The Fed and the Ratchet Effect
I apply Bob Higgs’ justly-famous metaphor (or is it an analogy?) to the Fed’s recent announcement that it would replace its maturing MBS holdings with more Treasury debt. My favorite part:
Say what you will about Bernanke, he’s one crafty fellow. (As Bob Wenzel warns, “Don’t play poker against Bernanke.”) Whether through luck or design, he has managed to hand over hundreds of billions of dollars to some of the most powerful people on the planet, and he has maneuvered the Fed into a position to hold $2 trillion in Treasury debt, all without spooking the markets into expecting massive price inflation.
This last point is important: If Bernanke ever announced, “I just talked with Tim Geithner, and he tells me the Fed needs to loan the government $1 trillion to pay for healthcare reform,” then US interest rates would spike. Investors around the world would scream, “The Fed’s monetizing the debt!!”
Yet somehow, Bernanke has managed to implement this exact policy, without anyone blinking an eye. In fact, the usual suspects — on both the left and the right — are upset at the Fed’s timidity.
I’m not sure your position on the issue is as far from Scott Sumner’s as you would suggest here.

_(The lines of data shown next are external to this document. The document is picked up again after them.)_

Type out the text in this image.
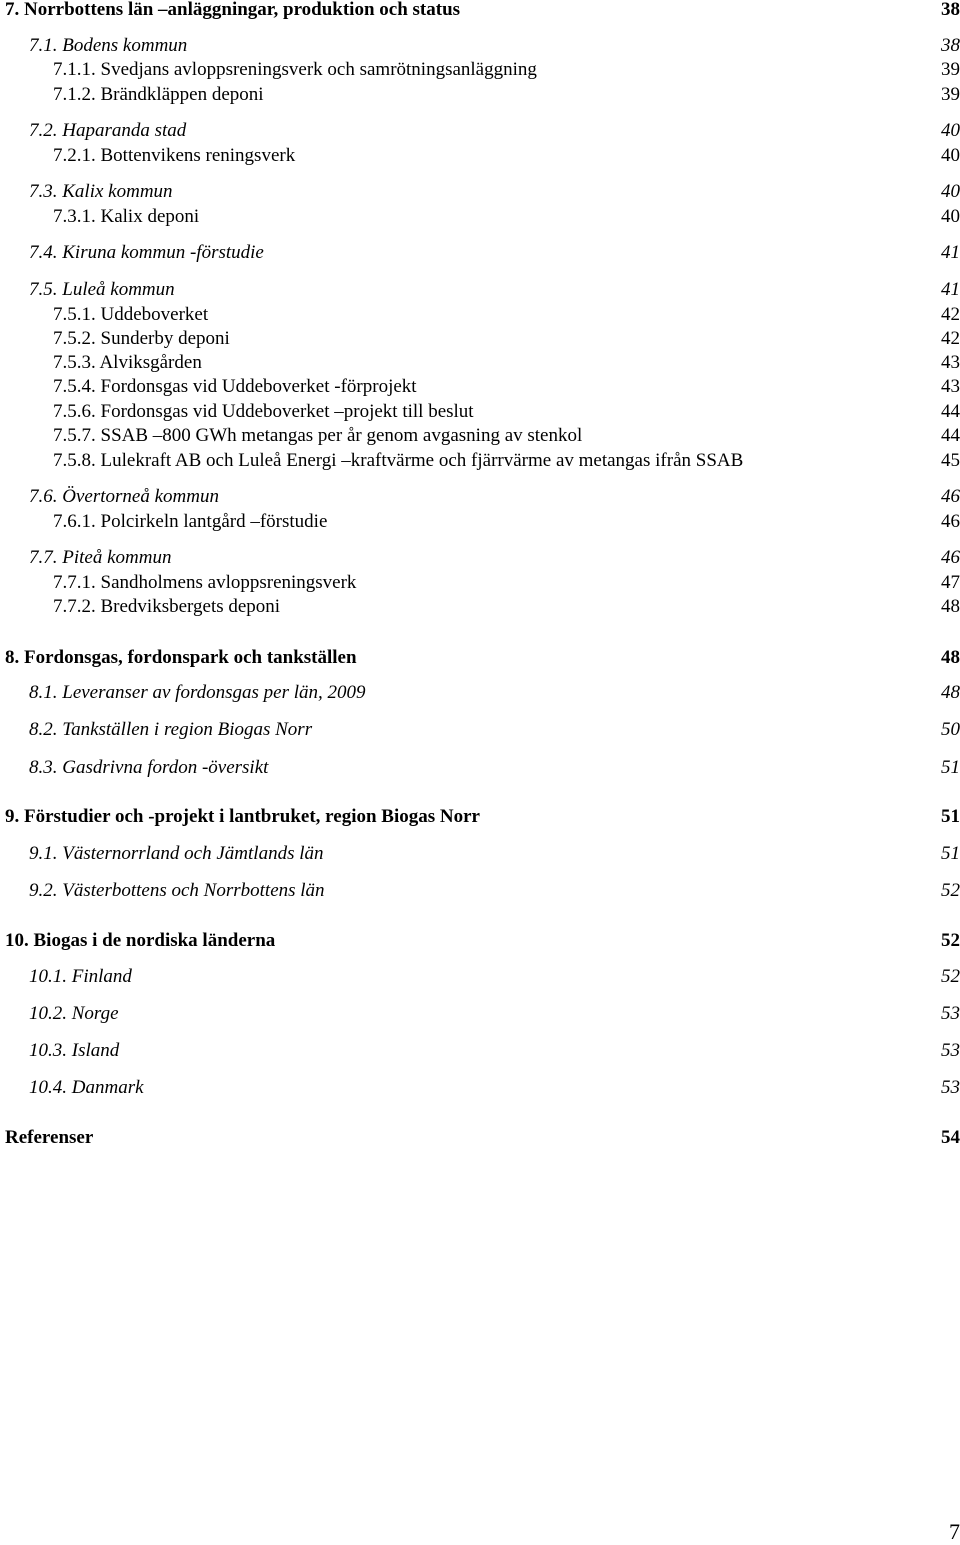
7. Norrbottens län –anläggningar, produktion och status	38
7.1. Bodens kommun	38
7.1.1. Svedjans avloppsreningsverk och samrötningsanläggning	39
7.1.2. Brändkläppen deponi	39
7.2. Haparanda stad	40
7.2.1. Bottenvikens reningsverk	40
7.3. Kalix kommun	40
7.3.1. Kalix deponi	40
7.4. Kiruna kommun -förstudie	41
7.5. Luleå kommun	41
7.5.1. Uddeboverket	42
7.5.2. Sunderby deponi	42
7.5.3. Alviksgården	43
7.5.4. Fordonsgas vid Uddeboverket -förprojekt	43
7.5.6. Fordonsgas vid Uddeboverket –projekt till beslut	44
7.5.7. SSAB –800 GWh metangas per år genom avgasning av stenkol	44
7.5.8. Lulekraft AB och Luleå Energi –kraftvärme och fjärrvärme av metangas ifrån SSAB	45
7.6. Övertorneå kommun	46
7.6.1. Polcirkeln lantgård –förstudie	46
7.7. Piteå kommun	46
7.7.1. Sandholmens avloppsreningsverk	47
7.7.2. Bredviksbergets deponi	48
8. Fordonsgas, fordonspark och tankställen	48
8.1. Leveranser av fordonsgas per län, 2009	48
8.2. Tankställen i region Biogas Norr	50
8.3. Gasdrivna fordon -översikt	51
9. Förstudier och -projekt i lantbruket, region Biogas Norr	51
9.1. Västernorrland och Jämtlands län	51
9.2. Västerbottens och Norrbottens län	52
10. Biogas i de nordiska länderna	52
10.1. Finland	52
10.2. Norge	53
10.3. Island	53
10.4. Danmark	53
Referenser	54
7
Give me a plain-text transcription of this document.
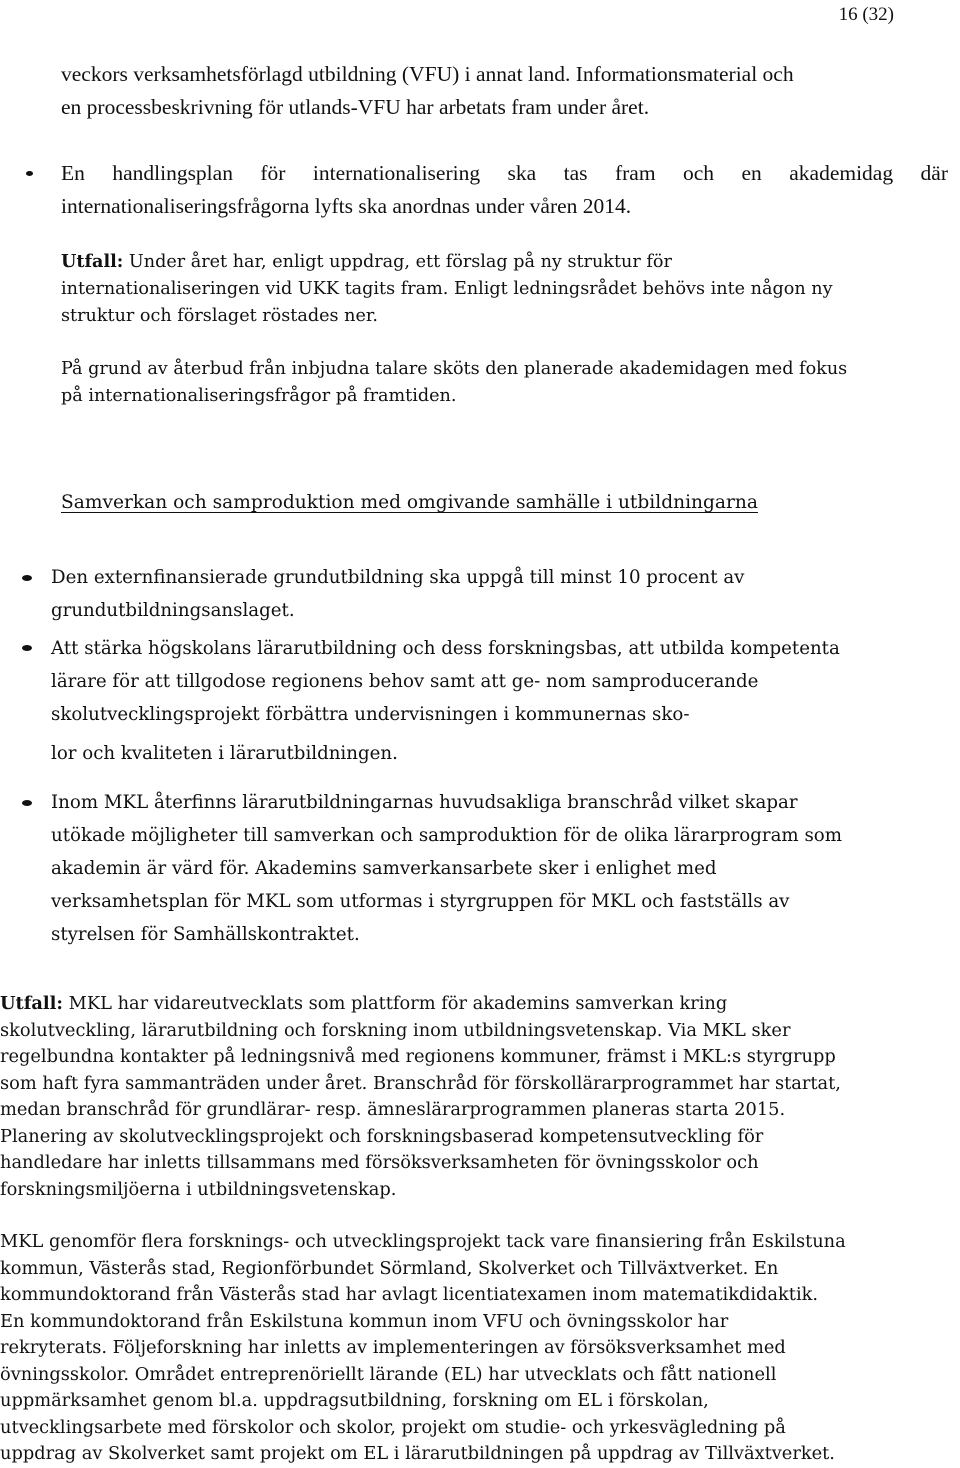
16 (32)
veckors verksamhetsförlagd utbildning (VFU) i annat land. Informationsmaterial och
en processbeskrivning för utlands-VFU har arbetats fram under året.
En handlingsplan för internationalisering ska tas fram och en akademidag där
internationaliseringsfrågorna lyfts ska anordnas under våren 2014.
Utfall: Under året har, enligt uppdrag, ett förslag på ny struktur för
internationaliseringen vid UKK tagits fram. Enligt ledningsrådet behövs inte någon ny
struktur och förslaget röstades ner.
På grund av återbud från inbjudna talare sköts den planerade akademidagen med fokus
på internationaliseringsfrågor på framtiden.
Samverkan och samproduktion med omgivande samhälle i utbildningarna
Den externfinansierade grundutbildning ska uppgå till minst 10 procent av
grundutbildningsanslaget.
Att stärka högskolans lärarutbildning och dess forskningsbas, att utbilda kompetenta
lärare för att tillgodose regionens behov samt att ge- nom samproducerande
skolutvecklingsprojekt förbättra undervisningen i kommunernas sko-
lor och kvaliteten i lärarutbildningen.
Inom MKL återfinns lärarutbildningarnas huvudsakliga branschråd vilket skapar
utökade möjligheter till samverkan och samproduktion för de olika lärarprogram som
akademin är värd för. Akademins samverkansarbete sker i enlighet med
verksamhetsplan för MKL som utformas i styrgruppen för MKL och fastställs av
styrelsen för Samhällskontraktet.
Utfall: MKL har vidareutvecklats som plattform för akademins samverkan kring
skolutveckling, lärarutbildning och forskning inom utbildningsvetenskap. Via MKL sker
regelbundna kontakter på ledningsnivå med regionens kommuner, främst i MKL:s styrgrupp
som haft fyra sammanträden under året. Branschråd för förskollärarprogrammet har startat,
medan branschråd för grundlärar- resp. ämneslärarprogrammen planeras starta 2015.
Planering av skolutvecklingsprojekt och forskningsbaserad kompetensutveckling för
handledare har inletts tillsammans med försöksverksamheten för övningsskolor och
forskningsmiljöerna i utbildningsvetenskap.
MKL genomför flera forsknings- och utvecklingsprojekt tack vare finansiering från Eskilstuna
kommun, Västerås stad, Regionförbundet Sörmland, Skolverket och Tillväxtverket. En
kommundoktorand från Västerås stad har avlagt licentiatexamen inom matematikdidaktik.
En kommundoktorand från Eskilstuna kommun inom VFU och övningsskolor har
rekryterats. Följeforskning har inletts av implementeringen av försöksverksamhet med
övningsskolor. Området entreprenöriellt lärande (EL) har utvecklats och fått nationell
uppmärksamhet genom bl.a. uppdragsutbildning, forskning om EL i förskolan,
utvecklingsarbete med förskolor och skolor, projekt om studie- och yrkesvägledning på
uppdrag av Skolverket samt projekt om EL i lärarutbildningen på uppdrag av Tillväxtverket.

I believe Scott Sumner generally argues for the Fed to (credibly) announce intent to create moderate inflation, and that if they did, we would get moderate inflation now, without them having to increase the money supply so much. The fact that the Fed is trying to avoid “spooking the markets” is the timidity that upsets Sumner.
Granted, I expect you still disagree with Sumnar about whether moderate inflation is good. But I think that’s the main disagreement, not the facts of whether they have massively increased the money supply without causing markets to expect inflation.